Die Macht der Phantasie - Teil 7

Kapitel VII - Flucht


„Die Zeit spielt gegen sie... In zwei Tagen schließt sich das Tor und sie ist hier gefangen.“
Die schwarzgekleidete Gestalt stand am Fenster und blickte hinaus. Ihre Finger spielten mit einem Zettel, welchen ihm sein Rabe gebracht hatte. Der Vogel selbst saß auf dem Fenstersims und sah die Gestalt abwartend an. Er spürte, dass er gleich wieder mit einem weiteren Auftrag losgeschickt werden würde.

*

Mit heftigen Kopfschmerzen wachte Gwen am nächsten Morgen auf. Nur vage erinnerte sie sich, dass Lyran sie zurück auf ihr Zimmer gebracht hatte. Er hatte durch Jacques noch warme Milch kommen lassen und war dann gegangen.
Gwen hasste warme Milch, aber Jacques hatte nicht eher Ruhe gegeben, bis sie zumindest die Hälfte davon getrunken hatte und sie war auch tatsächlich müde geworden.
Kaum hatte sie an den kleinen Fuchs gedacht, da ging auch schon die Tür auf und Jacques kam herein. Er balancierte ein Tablett mit ihrem Frühstück auf dem Kopf und plapperte sofort drauf los.
„Guten Morgen. Na, wie geht es dir? Gut geschlafen? Du siehst blass aus... ich wette du hast dich gestern erkältet. Was läufst du auch nachts durchs Schloss? Noch dazu nur im Nachthemd. Gut, dass dich Lord Lyran gefunden hat...“
„Langsam, Jacques, langsam“, stöhnte Gwen und hielt sich den Kopf. „Du redest wie ein Wasserfall.“
Der kleine Fuchs neigte den Kopf, ließ das Tablett vorsichtig auf den Boden rutschen und hüpfte zu ihr aufs Bett. Prüfend sah er sie an und hielt schließlich eine Pfote an ihre Stirn.
„Also Fieber hast du keines“, stellte er fest. „Aber ich glaube es ist besser, wenn du dich heute etwas schonst. Lord Lyran war schon sehr in Sorge.“
„Warum denn?“, fragte Gwen erstaunt. „Außerdem sollten wir so schnell wie möglich Oliver finden. Weiß man denn inzwischen, wo dieser Lysander wohnt?“
Jacques sah etwas betreten zur Seite. Genau diese Frage sollte er ja nicht beantworten – so lauteten die Anweisungen des Lords. Er hatte nachts schon gemerkt, dass mit Gwen etwas nicht stimmte und sie würde sich erst einmal erholen müssen.
„Jacques, raus mit der Sprache“, forderte Gwen. „WO lebt er.“
„Naja...“, druckste der Fuchs herum. „Gestern kam ein Bote der behauptet, man hätte Lysander gesehen... Er lebt angeblich in einem Turm inmitten einer unwirtlichen Gegend... Aber du glaubst doch hoffentlich nicht, dass du alleine gegen ihn antreten kannst... Noch dazu in diesem Zustand.“
„Wie, in diesem Zustand? Ich habe doch nur Kopfschmerzen“, wunderte sich Gwendolin. „Vertrau mir, es geht mir wirklich gut.“
„Trotzdem darfst du da nicht alleine hin“, bestimmte Jacques. „Anweisung von Lord Lyran. So und jetzt frühstücke und ruh dich aus. Ich seh nachher noch mal nach dir.“ Mit diesen Worten sprang er vom Bett und verließ fluchtartig das Zimmer.

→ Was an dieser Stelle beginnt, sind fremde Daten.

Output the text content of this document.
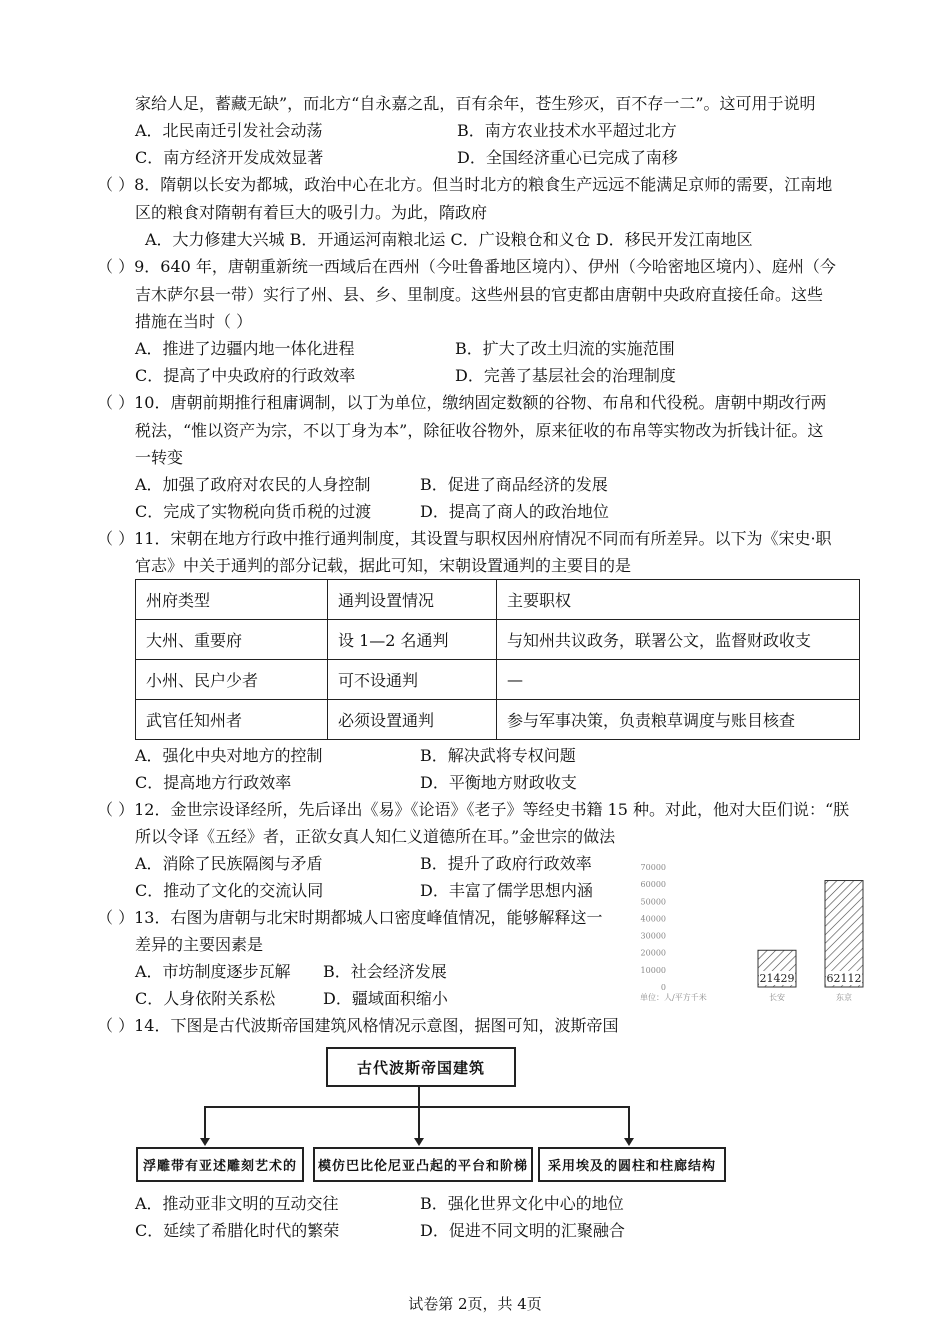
家给人足，蓄藏无缺”，而北方“自永嘉之乱，百有余年，苍生殄灭，百不存一二”。这可用于说明
A．北民南迁引发社会动荡	B．南方农业技术水平超过北方
C．南方经济开发成效显著	D．全国经济重心已完成了南移
（ ）8．隋朝以长安为都城，政治中心在北方。但当时北方的粮食生产远远不能满足京师的需要，江南地
区的粮食对隋朝有着巨大的吸引力。为此，隋政府
A．大力修建大兴城 B．开通运河南粮北运 C．广设粮仓和义仓 D．移民开发江南地区
（ ）9．640 年，唐朝重新统一西域后在西州（今吐鲁番地区境内）、伊州（今哈密地区境内）、庭州（今
吉木萨尔县一带）实行了州、县、乡、里制度。这些州县的官吏都由唐朝中央政府直接任命。这些
措施在当时（ ）
A．推进了边疆内地一体化进程	B．扩大了改土归流的实施范围
C．提高了中央政府的行政效率	D．完善了基层社会的治理制度
（ ）10．唐朝前期推行租庸调制，以丁为单位，缴纳固定数额的谷物、布帛和代役税。唐朝中期改行两
税法，“惟以资产为宗，不以丁身为本”，除征收谷物外，原来征收的布帛等实物改为折钱计征。这
一转变
A．加强了政府对农民的人身控制	B．促进了商品经济的发展
C．完成了实物税向货币税的过渡	D．提高了商人的政治地位
（ ）11．宋朝在地方行政中推行通判制度，其设置与职权因州府情况不同而有所差异。以下为《宋史·职
官志》中关于通判的部分记载，据此可知，宋朝设置通判的主要目的是
州府类型	通判设置情况	主要职权
大州、重要府	设 1—2 名通判	与知州共议政务，联署公文，监督财政收支
小州、民户少者	可不设通判	—
武官任知州者	必须设置通判	参与军事决策，负责粮草调度与账目核查
A．强化中央对地方的控制	B．解决武将专权问题
C．提高地方行政效率	D．平衡地方财政收支
（ ）12．金世宗设译经所，先后译出《易》《论语》《老子》等经史书籍 15 种。对此，他对大臣们说：“朕
所以令译《五经》者，正欲女真人知仁义道德所在耳。”金世宗的做法
A．消除了民族隔阂与矛盾	B．提升了政府行政效率
C．推动了文化的交流认同	D．丰富了儒学思想内涵
（ ）13．右图为唐朝与北宋时期都城人口密度峰值情况，能够解释这一
差异的主要因素是
A．市坊制度逐步瓦解 B．社会经济发展
C．人身依附关系松	D．疆域面积缩小
0
10000
20000
30000
40000
50000
60000
70000
21429
长安
62112
东京
单位：人/平方千米
（ ）14．下图是古代波斯帝国建筑风格情况示意图，据图可知，波斯帝国
古代波斯帝国建筑
浮雕带有亚述雕刻艺术的	模仿巴比伦尼亚凸起的平台和阶梯	采用埃及的圆柱和柱廊结构
A．推动亚非文明的互动交往	B．强化世界文化中心的地位
C．延续了希腊化时代的繁荣	D．促进不同文明的汇聚融合
试卷第 2页，共 4页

Kopfschüttelnd sah Gwen ihm nach. So wie Jacques sie gerade behandelte kam sie sich fast wie eine Gefangene vor. Fehlte nur noch, dass sie in ihrem Zimmer eingeschlossen wurde.
Nachdenklich widmete sie sich ihrem Frühstück.
‚Es möge auch die andere Seite gehört werden’ hatte einer der Sprüche gelautet. Sollte das jetzt heißen, dass sie sich erst einmal Lysanders Version anhören sollte? Welchen GRUND er gehabt hatte, Oliver gefangen zu nehmen? Aber geriet sie dann nicht selbst in die Hände des Schwarzmagiers, wenn sie das tatsächlich tat? 

Gwen schob das Tablett zur Seite. Sie hatte keinen Hunger mehr. Es war eine verzwickte Situation. Auf der einen Seite hatte sie den Rat bekommen, auch die zweite Version zu hören, aber auf der anderen Seite brachte sie das vielleicht in größte Gefahr – und nicht nur sie, sondern auch Oliver.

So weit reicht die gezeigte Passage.